Quantum Computing | Statistical Computing | Signal Processing | Image Processing | Graphs and Networks | Astronomy Processes | Cognitive Psychology |
QuTiP | Pandas | SciPy | Calle Tron Murano ceilling 6 arms crystal gold | NetworkX | AstroPy | PsychoPy |
PyQuil | statsmodels | PyWavelets | OpenCV | graph-tool | SunPy | |
Qiskit | Xarray | python-control | Mahotas | igraph | SpacePy | |
Seaborn | PyGSP | |||||
Bioinformatics | Bayesian Inference | Mathematical Analysis | Chemistry | Geoscience | Geographic Processing | Architecture & Engineering |
BioPython | PyStan | SciPy | Flower Wedding Ring, 14k/18k Gold and Diamonds Bridal Rings Set, | Pangeo | Shapely | COMPAS |
Scikit-Bio | Coffee mug organizer, sewing tool storage, office desk supply, c | SymPy | MDAnalysis | Simpeg | GeoPandas | City Energy Analyst |
PyEnsembl | ArviZ | UMTMedia® 5/10/20/50/100/500 - 125Khz RFID Proximity ID Card Tok | RDKit | ObsPy | Folium | Sverchok |
ETE | emcee | FEniCS | Fatiando a Terra |
NumPy's API is the starting point when libraries are written to exploit innovative hardware, create specialized array types, or add capabilities beyond what NumPy provides.

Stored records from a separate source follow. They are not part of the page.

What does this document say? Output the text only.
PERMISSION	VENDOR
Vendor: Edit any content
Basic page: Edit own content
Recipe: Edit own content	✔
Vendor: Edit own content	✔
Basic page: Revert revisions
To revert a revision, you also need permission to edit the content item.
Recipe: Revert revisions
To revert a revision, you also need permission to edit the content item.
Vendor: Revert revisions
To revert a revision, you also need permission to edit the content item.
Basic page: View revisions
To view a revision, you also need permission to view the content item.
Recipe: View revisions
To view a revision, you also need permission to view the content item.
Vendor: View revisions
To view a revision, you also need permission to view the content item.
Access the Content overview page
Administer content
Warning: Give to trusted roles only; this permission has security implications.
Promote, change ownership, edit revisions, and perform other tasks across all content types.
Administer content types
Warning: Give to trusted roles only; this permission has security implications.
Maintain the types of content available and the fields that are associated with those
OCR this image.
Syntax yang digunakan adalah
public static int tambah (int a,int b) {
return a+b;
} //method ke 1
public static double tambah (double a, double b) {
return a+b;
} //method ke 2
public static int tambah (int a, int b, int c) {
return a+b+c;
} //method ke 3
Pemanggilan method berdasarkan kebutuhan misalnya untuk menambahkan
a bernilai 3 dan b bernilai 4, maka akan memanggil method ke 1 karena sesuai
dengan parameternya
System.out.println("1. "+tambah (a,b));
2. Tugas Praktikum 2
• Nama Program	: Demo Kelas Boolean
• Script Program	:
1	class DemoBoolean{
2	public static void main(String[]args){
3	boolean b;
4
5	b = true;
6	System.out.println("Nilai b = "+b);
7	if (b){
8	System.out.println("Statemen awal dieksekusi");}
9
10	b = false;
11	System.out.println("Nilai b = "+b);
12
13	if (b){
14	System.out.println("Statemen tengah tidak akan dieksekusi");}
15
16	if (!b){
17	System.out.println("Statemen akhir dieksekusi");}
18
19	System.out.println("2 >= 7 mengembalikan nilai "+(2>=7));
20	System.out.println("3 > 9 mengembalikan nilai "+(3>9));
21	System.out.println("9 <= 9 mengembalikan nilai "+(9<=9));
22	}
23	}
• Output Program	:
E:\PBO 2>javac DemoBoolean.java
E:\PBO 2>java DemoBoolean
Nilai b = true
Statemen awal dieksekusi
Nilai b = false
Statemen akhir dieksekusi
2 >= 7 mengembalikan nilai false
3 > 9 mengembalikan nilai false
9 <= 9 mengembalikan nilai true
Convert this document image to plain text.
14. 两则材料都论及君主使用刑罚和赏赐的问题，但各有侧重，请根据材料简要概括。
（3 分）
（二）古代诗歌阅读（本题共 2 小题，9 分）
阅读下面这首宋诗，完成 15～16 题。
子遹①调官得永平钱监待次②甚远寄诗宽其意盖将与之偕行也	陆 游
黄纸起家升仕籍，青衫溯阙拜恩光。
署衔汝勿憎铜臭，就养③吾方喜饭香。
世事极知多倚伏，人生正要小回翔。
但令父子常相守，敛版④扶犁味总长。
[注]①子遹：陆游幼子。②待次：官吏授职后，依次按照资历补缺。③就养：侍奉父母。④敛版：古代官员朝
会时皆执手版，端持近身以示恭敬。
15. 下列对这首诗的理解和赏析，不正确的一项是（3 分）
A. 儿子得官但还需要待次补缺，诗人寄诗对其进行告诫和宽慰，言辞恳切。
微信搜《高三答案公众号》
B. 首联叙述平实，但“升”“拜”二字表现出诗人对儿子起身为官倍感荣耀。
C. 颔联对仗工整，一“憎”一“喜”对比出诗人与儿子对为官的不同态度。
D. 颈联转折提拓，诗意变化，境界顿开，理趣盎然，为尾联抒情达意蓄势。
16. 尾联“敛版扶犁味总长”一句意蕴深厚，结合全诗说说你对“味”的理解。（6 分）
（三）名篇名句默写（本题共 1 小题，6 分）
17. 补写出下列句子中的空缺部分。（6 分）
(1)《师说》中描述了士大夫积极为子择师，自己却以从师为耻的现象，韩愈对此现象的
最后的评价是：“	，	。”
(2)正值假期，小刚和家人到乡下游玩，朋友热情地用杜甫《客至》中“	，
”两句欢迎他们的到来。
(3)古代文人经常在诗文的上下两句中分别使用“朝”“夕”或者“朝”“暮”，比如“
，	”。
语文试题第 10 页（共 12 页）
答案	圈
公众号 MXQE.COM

Array Library | Capabilities & Application areas | |
Dask | Distributed arrays and advanced parallelism for analytics, enabling performance at scale. | |
CuPy | NumPy-compatible array library for GPU-accelerated computing with Python. | |
JAX | Composable transformations of NumPy programs: differentiate, vectorize, just-in-time compilation to GPU/TPU. | |
Xarray | Labeled, indexed multi-dimensional arrays for advanced analytics and visualization | |
Sparse | NumPy-compatible sparse array library that integrates with Dask and SciPy's sparse linear algebra. | |
PyTorch | Deep learning framework that accelerates the path from research prototyping to production deployment. | |
TensorFlow | An end-to-end platform for machine learning to easily build and deploy ML powered applications. | |
MXNet | Deep learning framework suited for flexible research prototyping and production. | |
Scissor Sleeve, Embroidery Scissors holder with chain, Scissor p | A cross-language development platform for columnar in-memory data and analytics. | |
xtensor | Multi-dimensional arrays with broadcasting and lazy computing for numerical analysis. | |
XND | Develop libraries for array computing, recreating NumPy's foundational concepts. | |
uarray | Python backend system that decouples API from implementation; unumpy provides a NumPy API. | |
tensorly | Tensor learning, algebra and backends to seamlessly use NumPy, MXNet, PyTorch, TensorFlow or CuPy. |
NumPy lies at the core of a rich ecosystem of data science libraries. A typical exploratory data science workflow might look like:
NumPy forms the basis of powerful machine learning libraries like scikit-learn and SciPy. As machine learning grows, so does the list of libraries built on NumPy. Pax Wide Angle Auxiliary Lens Viewer Set With Pax Case, Pax Le deep learning capabilities have broad applications — among them speech and image recognition, text-based applications, time-series analysis, and video detection. Chart and Mh beads + Mh treasure - PORTRAIT of LAUREN in BLUE by, another deep learning library, is popular among researchers in computer vision and natural language processing. MXNet is another AI package, providing blueprints and templates for deep learning.
NumPy is an essential component in the burgeoning Python visualization landscape, which includes Matplotlib, Seaborn, Plotly, Altair, Bokeh, Holoviz, Vispy, Napari, and PyVista, to name a few.
NumPy’s accelerated processing of large arrays allows researchers to visualize datasets far larger than native Python could handle.